— Несколько часов, и ты в Кемсе, — продолжил Натаниэль. — О, как
красноречива была эта несносная леди, когда узнала, что ей придется
лететь! Но магистр был непреклонен: королева очень гневалась. И
тогда я предложил сопровождать Горни под предлогом, что помогу
справиться со страхом. Да и молодой леди неприлично путешествовать
одной.
— Ты нисколько не погрешил против истины, мой мальчик, — кивнул
отец, лерд Триггвиэ́ль Вудхаус. — Несмотря на новомодные веяния,
твоим двоюродным сестрам и в голову бы не пришла такая крамольная
мысль.
— Наши девочки воспитаны настоящими леди, — подчеркнула сестра
леди Вудхаус.
— Но на самом деле я просто не мог пропустить это зрелище, —
объяснил Натаниэль. — Сейчас вы поймете, почему.
Слуга предложил ему свежего кофе и зефир, и некоторое время
Вудхаус попивал из тонкостенной чашечки. Собеседники вежливо ждали,
в свою очередь наслаждаясь прекрасным напитком.
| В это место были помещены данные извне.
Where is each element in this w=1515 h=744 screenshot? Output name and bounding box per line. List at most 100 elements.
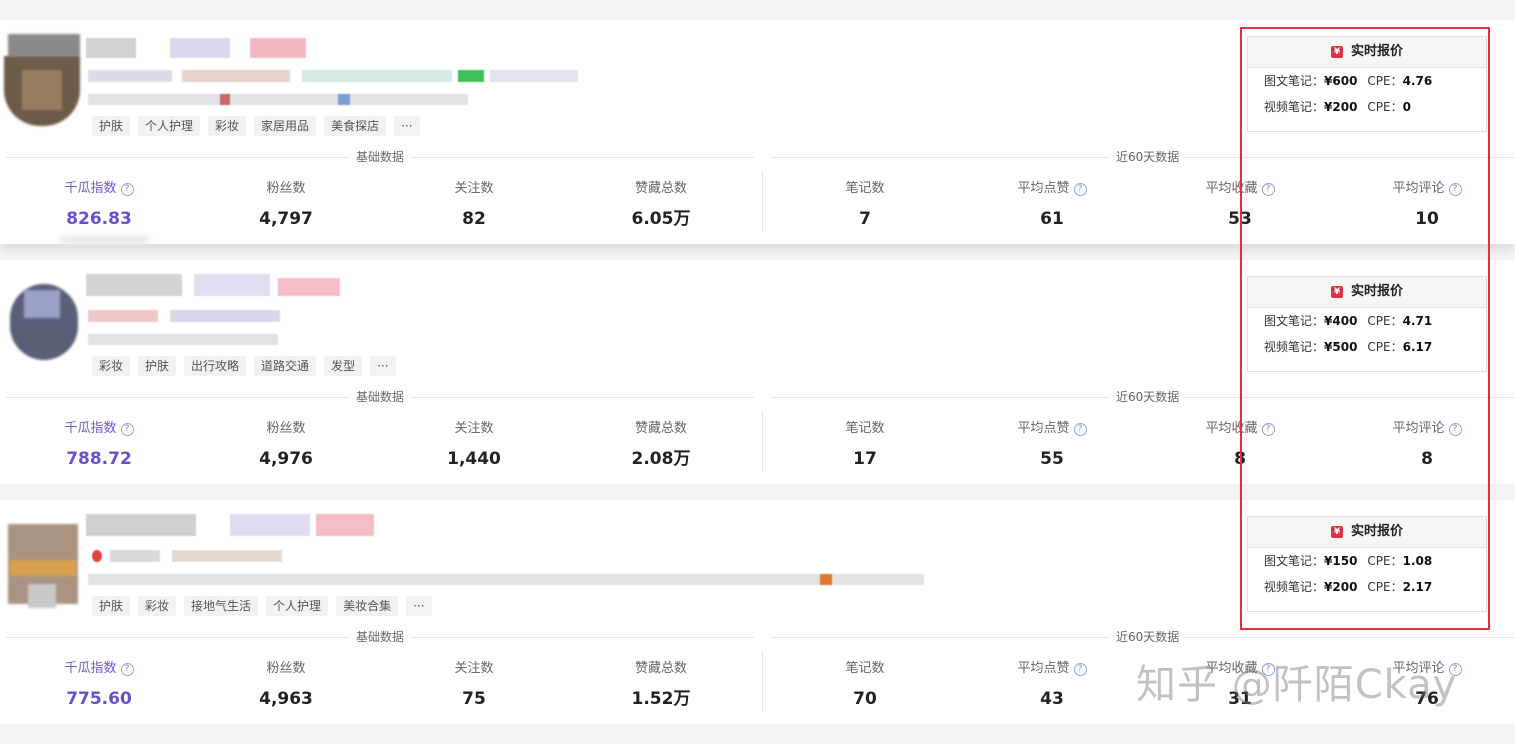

— Лично меня вид дирижабля заворожил: какая мощь, какая сила
технически-магического прогресса! Горни же смотрела на
приближающийся аппарат как мышь, ослепленная фонарём. Она вцепилась
в перила с такой силой, что едва не оторвала поручни и взбиралась
по трапу четверть часа, не меньше, еле-еле переставляя ноги. В
гондоле села спиной к окну и пристегнулась, хотя до отлёта был ещё
час, и так и сидела до самого взлёта. Когда заработали моторы, я
посмотрел на неё и был поражён — никогда не видел у людей таких
глаз. У Горни они и так большие, а тут стали вообще больше лица и
всё расширялись. Я было собрался ей посочувствовать, но тут
дирижабль стал подниматься в воздух и леди начала визжать — сначала
почти не слышно, а потом всё громче и громче. Эти звуки сносили всё
на своём пути. Примчался стюард, потом помощник капитана, потом сам
капитан. Они развели вокруг неё такую суету, умоляя успокоиться и
замолчать, но, кажется, это давало только обратный эффект.
Натаниэль ни за что бы не признался, что тогда ему стало жаль
несносную гномку, а идея подшутить и помочь преодолеть ее страх
показалась совершенно дурацкой. Сейчас он, конечно, всем своим
видом показывал, как ему был неприятен этот спектакль, а
присутствующие всеми фибрами организмов выражали сочувствие. Не
Эбигейл, а ему, бедняжке, конечно.
А еще ему подумалось, что он прекрасно понимает фобии и ему бы
не хотелось, чтобы его так же высмеивали.